In Ariana M v. Humana Health Plan of Texas, Incorporated, No. 16-20174 (5th Cir. 2017), Plaintiff (Ariana M) challenges the denial by Defendant (Humana Health Plan of Texas) of coverage for continued partial hospitalization. After reviewing the administrative record, the district court granted Defendant’s motion for summary judgment. The Fifth Circuit Court of Appeals (the “Court”) affirmed the district court’s decision.
In this case, Plaintiff is a dependent eligible for benefits under the Eyesys Vision Inc. group health plan (the “Plan”), which is insured and administrated by Defendant. The Plan’s benefits include coverage for partial hospitalization for mental health treatment. However, benefits are payable only for treatments that are “medically necessary”, as defined in the Plan. The Plaintiff has a long history of mental illness, eating disorders, and engaging in self-harm. On April 15, 2013, Plaintiff was admitted to Avalon Hills’s intensive partial hospitalization program.
Defendant initially found the treatment medically necessary and approved partial hospitalization through April 19, 2013, ultimately extending authorization through June 4, 2013, for a total of 49 days. On June 5, 2013, Defendant denied continued partial hospitalization treatment, finding that it was no longer medically necessary.

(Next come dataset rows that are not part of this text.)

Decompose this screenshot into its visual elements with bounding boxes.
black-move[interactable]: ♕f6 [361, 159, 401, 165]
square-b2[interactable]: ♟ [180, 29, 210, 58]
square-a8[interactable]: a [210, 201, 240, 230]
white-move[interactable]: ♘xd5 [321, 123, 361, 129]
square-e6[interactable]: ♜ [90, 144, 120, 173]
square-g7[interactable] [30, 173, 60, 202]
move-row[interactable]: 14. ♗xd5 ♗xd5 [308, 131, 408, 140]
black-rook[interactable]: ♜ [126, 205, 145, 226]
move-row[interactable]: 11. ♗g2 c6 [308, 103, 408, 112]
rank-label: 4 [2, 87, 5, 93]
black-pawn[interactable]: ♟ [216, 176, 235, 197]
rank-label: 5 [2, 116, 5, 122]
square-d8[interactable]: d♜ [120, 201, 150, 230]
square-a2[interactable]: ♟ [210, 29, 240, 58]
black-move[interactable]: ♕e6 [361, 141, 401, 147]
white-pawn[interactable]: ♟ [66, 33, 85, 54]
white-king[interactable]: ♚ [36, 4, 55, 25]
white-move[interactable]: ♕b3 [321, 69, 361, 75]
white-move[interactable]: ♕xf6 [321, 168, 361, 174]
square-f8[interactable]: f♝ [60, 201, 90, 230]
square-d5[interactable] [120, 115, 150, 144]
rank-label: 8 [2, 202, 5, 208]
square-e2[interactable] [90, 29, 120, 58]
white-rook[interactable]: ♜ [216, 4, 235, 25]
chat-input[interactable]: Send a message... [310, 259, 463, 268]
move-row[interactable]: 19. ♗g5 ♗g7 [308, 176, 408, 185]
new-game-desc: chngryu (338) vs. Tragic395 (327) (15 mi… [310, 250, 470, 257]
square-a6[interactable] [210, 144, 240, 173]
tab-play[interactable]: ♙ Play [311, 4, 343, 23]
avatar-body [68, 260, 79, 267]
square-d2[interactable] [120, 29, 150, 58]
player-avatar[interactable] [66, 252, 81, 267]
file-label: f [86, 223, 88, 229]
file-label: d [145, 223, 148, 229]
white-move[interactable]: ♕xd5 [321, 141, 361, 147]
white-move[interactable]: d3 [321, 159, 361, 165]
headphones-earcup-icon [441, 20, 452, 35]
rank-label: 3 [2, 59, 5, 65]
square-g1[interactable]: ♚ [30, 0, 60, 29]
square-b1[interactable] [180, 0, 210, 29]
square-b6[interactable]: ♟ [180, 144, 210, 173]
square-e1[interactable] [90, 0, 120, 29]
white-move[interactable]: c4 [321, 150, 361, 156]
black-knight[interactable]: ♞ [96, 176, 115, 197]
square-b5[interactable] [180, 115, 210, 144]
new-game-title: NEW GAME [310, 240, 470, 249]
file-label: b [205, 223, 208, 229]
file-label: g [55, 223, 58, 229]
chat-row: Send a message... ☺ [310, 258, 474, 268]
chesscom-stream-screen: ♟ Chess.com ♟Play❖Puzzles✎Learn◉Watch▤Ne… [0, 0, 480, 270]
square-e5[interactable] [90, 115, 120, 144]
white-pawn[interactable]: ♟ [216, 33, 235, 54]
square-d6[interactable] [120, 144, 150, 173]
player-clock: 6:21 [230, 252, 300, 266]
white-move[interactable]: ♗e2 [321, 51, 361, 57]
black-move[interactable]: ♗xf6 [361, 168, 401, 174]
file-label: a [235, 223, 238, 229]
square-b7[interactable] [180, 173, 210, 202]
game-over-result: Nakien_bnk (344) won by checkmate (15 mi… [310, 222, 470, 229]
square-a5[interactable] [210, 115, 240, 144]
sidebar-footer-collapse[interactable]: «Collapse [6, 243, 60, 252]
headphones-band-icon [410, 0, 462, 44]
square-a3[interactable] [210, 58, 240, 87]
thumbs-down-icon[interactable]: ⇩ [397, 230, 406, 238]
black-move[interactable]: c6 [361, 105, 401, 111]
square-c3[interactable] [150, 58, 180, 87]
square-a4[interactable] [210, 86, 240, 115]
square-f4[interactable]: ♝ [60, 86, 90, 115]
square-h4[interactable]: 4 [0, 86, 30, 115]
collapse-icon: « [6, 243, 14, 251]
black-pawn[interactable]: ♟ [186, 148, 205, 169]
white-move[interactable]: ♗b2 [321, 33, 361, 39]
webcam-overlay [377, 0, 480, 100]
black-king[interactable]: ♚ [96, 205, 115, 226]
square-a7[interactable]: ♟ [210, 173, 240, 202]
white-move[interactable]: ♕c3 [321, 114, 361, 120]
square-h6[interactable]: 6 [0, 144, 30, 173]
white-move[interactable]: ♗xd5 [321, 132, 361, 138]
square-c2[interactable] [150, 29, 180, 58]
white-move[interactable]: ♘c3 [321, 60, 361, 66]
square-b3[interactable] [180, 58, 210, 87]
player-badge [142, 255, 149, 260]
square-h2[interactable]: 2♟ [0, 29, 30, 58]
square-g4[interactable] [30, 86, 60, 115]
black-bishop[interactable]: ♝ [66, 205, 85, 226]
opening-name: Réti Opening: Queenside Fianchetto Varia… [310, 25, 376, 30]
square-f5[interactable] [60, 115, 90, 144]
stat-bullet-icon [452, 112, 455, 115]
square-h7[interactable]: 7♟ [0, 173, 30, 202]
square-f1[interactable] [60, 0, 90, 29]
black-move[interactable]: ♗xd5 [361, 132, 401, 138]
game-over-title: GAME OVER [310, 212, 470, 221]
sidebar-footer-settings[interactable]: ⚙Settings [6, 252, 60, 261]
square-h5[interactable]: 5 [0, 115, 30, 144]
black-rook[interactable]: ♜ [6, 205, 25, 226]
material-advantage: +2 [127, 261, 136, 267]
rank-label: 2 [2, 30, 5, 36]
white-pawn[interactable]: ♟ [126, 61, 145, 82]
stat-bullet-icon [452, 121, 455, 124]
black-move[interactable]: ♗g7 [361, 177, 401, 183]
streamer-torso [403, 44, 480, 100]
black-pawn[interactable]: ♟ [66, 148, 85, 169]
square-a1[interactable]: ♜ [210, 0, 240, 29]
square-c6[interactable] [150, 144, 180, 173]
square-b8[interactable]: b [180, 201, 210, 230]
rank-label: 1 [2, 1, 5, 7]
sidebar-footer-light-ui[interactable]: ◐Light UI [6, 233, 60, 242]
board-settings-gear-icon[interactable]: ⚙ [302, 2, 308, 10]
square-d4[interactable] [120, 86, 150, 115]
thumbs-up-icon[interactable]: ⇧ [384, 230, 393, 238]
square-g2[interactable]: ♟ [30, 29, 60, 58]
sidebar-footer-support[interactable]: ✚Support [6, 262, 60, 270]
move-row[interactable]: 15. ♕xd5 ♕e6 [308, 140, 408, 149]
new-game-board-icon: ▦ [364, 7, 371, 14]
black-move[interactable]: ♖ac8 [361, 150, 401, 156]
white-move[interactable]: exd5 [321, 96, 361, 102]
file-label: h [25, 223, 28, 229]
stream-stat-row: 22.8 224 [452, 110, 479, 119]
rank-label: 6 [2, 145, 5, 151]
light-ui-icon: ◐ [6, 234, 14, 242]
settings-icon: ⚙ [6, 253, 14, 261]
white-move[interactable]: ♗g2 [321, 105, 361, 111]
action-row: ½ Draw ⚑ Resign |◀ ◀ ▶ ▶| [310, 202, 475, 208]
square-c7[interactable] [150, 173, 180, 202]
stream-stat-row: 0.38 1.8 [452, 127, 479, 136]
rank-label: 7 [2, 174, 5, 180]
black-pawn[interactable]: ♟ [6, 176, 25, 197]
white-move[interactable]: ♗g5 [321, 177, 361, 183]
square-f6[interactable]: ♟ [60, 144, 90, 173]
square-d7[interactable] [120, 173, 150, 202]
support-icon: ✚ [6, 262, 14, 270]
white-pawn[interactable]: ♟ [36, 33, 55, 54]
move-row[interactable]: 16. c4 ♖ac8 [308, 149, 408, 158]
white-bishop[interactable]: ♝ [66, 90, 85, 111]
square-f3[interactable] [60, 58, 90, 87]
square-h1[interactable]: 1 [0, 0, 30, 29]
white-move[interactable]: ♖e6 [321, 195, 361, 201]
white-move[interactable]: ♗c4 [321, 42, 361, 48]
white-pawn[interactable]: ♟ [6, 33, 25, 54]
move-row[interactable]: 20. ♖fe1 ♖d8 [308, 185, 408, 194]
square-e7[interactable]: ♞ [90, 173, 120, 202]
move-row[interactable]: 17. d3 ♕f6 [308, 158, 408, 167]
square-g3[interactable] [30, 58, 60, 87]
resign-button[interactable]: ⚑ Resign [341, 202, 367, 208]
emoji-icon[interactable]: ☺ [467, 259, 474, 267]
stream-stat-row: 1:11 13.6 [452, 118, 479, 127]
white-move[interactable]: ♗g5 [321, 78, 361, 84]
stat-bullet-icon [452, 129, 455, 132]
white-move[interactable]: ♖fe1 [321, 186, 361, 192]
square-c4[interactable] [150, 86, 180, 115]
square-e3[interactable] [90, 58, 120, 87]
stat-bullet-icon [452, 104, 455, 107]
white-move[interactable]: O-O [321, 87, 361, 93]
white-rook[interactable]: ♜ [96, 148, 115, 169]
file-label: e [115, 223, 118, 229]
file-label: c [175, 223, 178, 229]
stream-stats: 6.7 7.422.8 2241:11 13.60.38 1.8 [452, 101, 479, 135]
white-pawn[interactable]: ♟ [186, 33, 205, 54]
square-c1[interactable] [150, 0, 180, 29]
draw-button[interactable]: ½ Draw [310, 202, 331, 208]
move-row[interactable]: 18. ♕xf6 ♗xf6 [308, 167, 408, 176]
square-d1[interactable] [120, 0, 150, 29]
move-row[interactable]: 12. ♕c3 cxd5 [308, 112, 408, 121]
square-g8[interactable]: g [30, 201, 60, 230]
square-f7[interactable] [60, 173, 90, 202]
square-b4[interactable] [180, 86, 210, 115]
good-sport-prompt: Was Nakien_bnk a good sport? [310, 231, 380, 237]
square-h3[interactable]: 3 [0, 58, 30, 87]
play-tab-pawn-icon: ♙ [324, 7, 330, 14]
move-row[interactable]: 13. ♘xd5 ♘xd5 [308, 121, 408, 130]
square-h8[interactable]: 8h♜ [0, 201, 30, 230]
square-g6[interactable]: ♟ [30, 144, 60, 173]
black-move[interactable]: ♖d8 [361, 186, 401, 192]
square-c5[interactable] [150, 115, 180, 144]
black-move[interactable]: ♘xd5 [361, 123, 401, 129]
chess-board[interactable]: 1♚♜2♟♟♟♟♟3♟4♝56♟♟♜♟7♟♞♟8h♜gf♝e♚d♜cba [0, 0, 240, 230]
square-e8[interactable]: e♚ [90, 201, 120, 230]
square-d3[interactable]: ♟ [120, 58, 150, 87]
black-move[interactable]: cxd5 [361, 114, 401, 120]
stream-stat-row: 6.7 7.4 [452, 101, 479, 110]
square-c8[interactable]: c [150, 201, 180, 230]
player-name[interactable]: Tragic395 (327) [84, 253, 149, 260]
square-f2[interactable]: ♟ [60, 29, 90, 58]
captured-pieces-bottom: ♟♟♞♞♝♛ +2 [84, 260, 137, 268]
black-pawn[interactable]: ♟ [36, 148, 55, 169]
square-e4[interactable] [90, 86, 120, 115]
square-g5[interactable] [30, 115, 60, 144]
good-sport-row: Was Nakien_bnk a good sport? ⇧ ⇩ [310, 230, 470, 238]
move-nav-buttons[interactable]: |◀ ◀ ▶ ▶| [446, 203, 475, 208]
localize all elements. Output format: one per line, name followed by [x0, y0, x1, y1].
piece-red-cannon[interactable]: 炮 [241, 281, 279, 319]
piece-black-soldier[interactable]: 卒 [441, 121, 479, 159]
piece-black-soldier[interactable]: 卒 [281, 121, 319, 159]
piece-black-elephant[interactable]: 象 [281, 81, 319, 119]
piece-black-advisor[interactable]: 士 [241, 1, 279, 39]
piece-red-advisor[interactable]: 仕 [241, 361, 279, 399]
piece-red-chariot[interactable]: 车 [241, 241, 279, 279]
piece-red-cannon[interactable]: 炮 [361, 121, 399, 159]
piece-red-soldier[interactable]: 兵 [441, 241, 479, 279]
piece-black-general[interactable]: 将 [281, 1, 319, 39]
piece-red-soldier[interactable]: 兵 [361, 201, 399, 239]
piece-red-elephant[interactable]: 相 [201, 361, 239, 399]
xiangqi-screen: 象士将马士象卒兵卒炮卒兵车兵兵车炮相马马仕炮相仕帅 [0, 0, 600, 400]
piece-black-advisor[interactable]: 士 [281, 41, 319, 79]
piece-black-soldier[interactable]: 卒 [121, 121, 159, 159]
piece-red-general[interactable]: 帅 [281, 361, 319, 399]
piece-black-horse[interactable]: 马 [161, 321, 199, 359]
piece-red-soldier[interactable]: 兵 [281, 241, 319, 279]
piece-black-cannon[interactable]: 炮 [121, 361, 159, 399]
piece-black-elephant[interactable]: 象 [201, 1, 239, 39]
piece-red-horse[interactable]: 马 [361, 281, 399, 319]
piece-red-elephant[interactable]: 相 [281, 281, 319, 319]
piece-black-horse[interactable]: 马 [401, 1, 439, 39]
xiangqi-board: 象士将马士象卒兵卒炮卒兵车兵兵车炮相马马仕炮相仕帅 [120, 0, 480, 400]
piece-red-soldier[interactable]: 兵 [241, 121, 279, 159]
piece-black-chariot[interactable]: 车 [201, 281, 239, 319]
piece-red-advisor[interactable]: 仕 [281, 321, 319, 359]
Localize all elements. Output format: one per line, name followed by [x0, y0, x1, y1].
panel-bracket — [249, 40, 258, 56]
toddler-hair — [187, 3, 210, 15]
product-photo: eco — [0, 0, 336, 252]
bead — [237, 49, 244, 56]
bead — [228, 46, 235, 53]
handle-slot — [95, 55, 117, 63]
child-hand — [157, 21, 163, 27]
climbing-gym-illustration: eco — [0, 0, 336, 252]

Plaintiff filed her Complaint on November 7, 2014. On February 12, 2015, Plaintiff filed a motion to determine the standard of review, arguing that Defendant’s denial of benefits should be reviewed de novo. Defendant responded, conceding that de novo review applies to plan term interpretations; however, Defendant also noted that under law, even when de novo review applies, factual determinations are reviewed for abuse of discretion. The district court agreed with Defendant on this point, and eventually granted Defendant’s motion for summary judgment. Plaintiff appealed.
In affirming the district court’s decision, the Court noted that Plaintiff had argued on appeal that the district court erred by applying an abuse of discretion, instead of a de novo, standard to assess Defendant’s factual determinations. The Court disagreed. It said that, in this Circuit, even when the plan does not grant discretion to an administrator, the rule is that a district court rejects an administrator’s factual determinations in the course of a benefits review only upon the showing of an abuse of discretion.